Protection des baleines: «Personne ne va bouger»

Certains pêcheurs de homards sont sur le qui-vive en ce qui a trait à la fermeture de certaines zones de pêche par le ministère des Pêches et des Océans, tandis que d’autres sont enragés contre la décision du gouvernement.

Ce sont particulièrement les pêcheurs de Miscou qui seront affectés par la fermeture de certaines zones côtières au large de l’île.

Alors que des pêcheurs ont tout simplement plié bagage et mis fin à leur saison, d’autres sont plutôt en colère et ont déjà indiqué qu’ils refuseront de se soumettre à la réglementation du gouvernement.

Un capitaine qui a requis l’anonymat pour nous parler raconte que le gouvernement fait une grave erreur. Une erreur qui pourrait lui coûter pas moins de 75 000$ estime-t-il.

«C’est notre travail, notre gagne-pain. Qui va faire vivre notre famille?», plaide-t-il.

Il dénonce par ailleurs le fait que le gouvernement n’est pas à l’écoute des suggestions faites par les pêcheurs.

Le gouvernement a publié un communiqué au cours du week-end pour dire aux pêcheurs qu’il n’y aura pas d’exceptions faites à leur égard.

«Le gouvernement pense que l’on peut tout simplement changer de place et aller ailleurs, mais ce n’est pas le cas. Nous avons entre pêcheurs une entente de ligne grand-père. Si je m’aventure sur le territoire d’un autre, il va couper mes lignes et je perds tout. C’est une question de respect entre pêcheurs.»

Russell Vibert, capitaine du Mary-Hanna est du même avis.

«Il (le gouvernement) espère que tout le monde puisse continuer à pêcher dans la minuscule zone qui sera encore ouverte. C’est impossible! Imaginez 20 000 casiers à homards au même endroit. Ce sera la guerre.»

Selon M. Vibert les demandes du gouvernement sont irréalistes.

«Ils s’attendent à ce qu’on déplace nos trappes d’ici samedi, nous ne pourrons pas le faire à temps. La météo des prochains jours ne nous permettra pas de prendre le large.»

Les deux pêcheurs font partie du groupe qui refusera de se soumettre aux demandes du gouvernement.

«Nous allons voir ce qui va se passer du côté de la Gaspésie, indique M. Vibert. Mais tout indique qu’on continuera à pêcher quand même.»

Affirmation appuyée par son acolyte.

«Personne ne va bouger.
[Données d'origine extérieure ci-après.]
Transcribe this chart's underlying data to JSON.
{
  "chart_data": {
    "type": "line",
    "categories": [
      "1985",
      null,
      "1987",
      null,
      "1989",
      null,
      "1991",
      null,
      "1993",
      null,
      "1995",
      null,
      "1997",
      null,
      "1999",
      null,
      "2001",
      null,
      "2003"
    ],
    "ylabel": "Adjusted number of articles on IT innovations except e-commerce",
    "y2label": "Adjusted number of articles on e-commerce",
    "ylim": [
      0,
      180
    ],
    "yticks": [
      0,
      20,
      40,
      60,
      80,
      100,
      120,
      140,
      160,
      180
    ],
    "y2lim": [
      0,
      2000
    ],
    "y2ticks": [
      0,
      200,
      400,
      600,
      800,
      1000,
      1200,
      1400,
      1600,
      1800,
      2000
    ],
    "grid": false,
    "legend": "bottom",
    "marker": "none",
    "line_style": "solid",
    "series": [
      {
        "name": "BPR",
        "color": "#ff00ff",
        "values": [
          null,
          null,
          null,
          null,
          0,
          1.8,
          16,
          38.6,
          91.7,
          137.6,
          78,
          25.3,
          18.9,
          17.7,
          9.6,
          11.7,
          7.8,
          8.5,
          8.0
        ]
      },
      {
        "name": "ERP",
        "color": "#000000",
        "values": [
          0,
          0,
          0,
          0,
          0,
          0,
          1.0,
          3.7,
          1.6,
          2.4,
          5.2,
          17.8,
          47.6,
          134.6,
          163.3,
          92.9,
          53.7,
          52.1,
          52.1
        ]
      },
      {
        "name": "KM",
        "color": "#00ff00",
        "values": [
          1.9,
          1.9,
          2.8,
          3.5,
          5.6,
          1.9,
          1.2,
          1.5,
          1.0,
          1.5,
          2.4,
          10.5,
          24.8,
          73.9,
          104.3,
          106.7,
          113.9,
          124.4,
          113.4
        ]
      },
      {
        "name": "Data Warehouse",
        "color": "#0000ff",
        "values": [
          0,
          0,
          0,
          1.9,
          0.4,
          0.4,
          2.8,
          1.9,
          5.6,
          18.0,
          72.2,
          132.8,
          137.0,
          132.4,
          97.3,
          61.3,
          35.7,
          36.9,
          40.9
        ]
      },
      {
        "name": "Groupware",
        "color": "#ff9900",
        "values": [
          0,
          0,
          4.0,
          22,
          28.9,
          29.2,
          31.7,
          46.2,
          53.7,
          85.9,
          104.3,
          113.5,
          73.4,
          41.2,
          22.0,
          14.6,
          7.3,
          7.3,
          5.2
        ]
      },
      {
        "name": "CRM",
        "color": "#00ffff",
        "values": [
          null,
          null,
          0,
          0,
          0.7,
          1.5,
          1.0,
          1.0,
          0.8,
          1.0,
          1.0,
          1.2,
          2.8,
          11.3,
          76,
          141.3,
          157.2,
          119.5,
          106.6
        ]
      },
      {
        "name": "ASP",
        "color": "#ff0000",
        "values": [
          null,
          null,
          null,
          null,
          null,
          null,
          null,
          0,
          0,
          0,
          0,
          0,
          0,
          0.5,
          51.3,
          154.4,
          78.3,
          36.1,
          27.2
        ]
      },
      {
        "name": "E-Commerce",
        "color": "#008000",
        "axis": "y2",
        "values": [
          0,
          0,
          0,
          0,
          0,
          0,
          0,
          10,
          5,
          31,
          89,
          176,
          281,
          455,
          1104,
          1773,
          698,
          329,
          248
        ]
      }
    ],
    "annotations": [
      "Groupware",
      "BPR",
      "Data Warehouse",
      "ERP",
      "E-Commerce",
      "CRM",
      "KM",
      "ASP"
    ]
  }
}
On s’est tous parlé par radio ce matin et on ne bougera pas.»

Sur le quai il y a bien visiblement de l’incertitude, mais une chose est certaine : aucun pêcheur de homards n’a jamais vu une seule baleine s’aventurer dans des eaux si peu profondes.

«Si le gouvernement est prêt à nous indemniser, à ce moment-là j’irais chercher mes cages et j’aurais fini ma saison», ajoute-t-il.

Incertitudes ailleurs

Sur les quais de Pigeon Hill et de Pointe-Sauvage, la réalité est différente puisqu’ils ne sont pas encore affectés par les fermetures de zones.

Miville Gionet, capitaine du Goéland Blanc, est tout même inquiet.

«On va voir ce qui va se passer ce soir à la réunion. Nous sommes chanceux, on n’est pas affecté encore.»

Pêcheur depuis 22 ans, il affirme ne jamais avoir vu de baleines sur les côtes.

Larry Roussel, capitaine du O.P.M, pêche depuis 24 ans et n’a lui non plus jamais vu le mammifère marin s’aventure sur les côtes.

«C’est ridicule de barrer une zone aussi grosse pour une baleine morte. Voir qu’une baleine va rentre dans le chenail.»

Il est plutôt d’avis que le gouvernement cherche plutôt à vouloir exploiter les puits pétroliers qui se trouvent sous le golfe et non pas protéger les baleines.

«Le prix n’est pas là d’avance et on nous demande de finir la saison plus tôt. C’est des pertes importantes. Nous ne sommes pas affectés en ce moment, mais on va voir ce soir ce qui va se passer.»

Denis Gauvin indique lui aussi qu’il continuera à pêcher.

«On n’est pas affecté, mais si on se rend là, je n’arrête pas à moins que l’on me donne des compensations», indique le capitaine du Gauvin.

L’incertitude se propage aussi du côté des acheteurs de homard.

Serge Chiasson indique que c’est une première.

«En 52 ans, je n’ai jamais vu ça. Je ne peux pas croire qu’ils décideraient de fermer jusqu’à la côte.»

Entre temps, les homardiers ont été conviés à une rencontre publique qui doit se dérouler à 16h au centre communautaire de Sainte-Marie-Saint-Raphaël.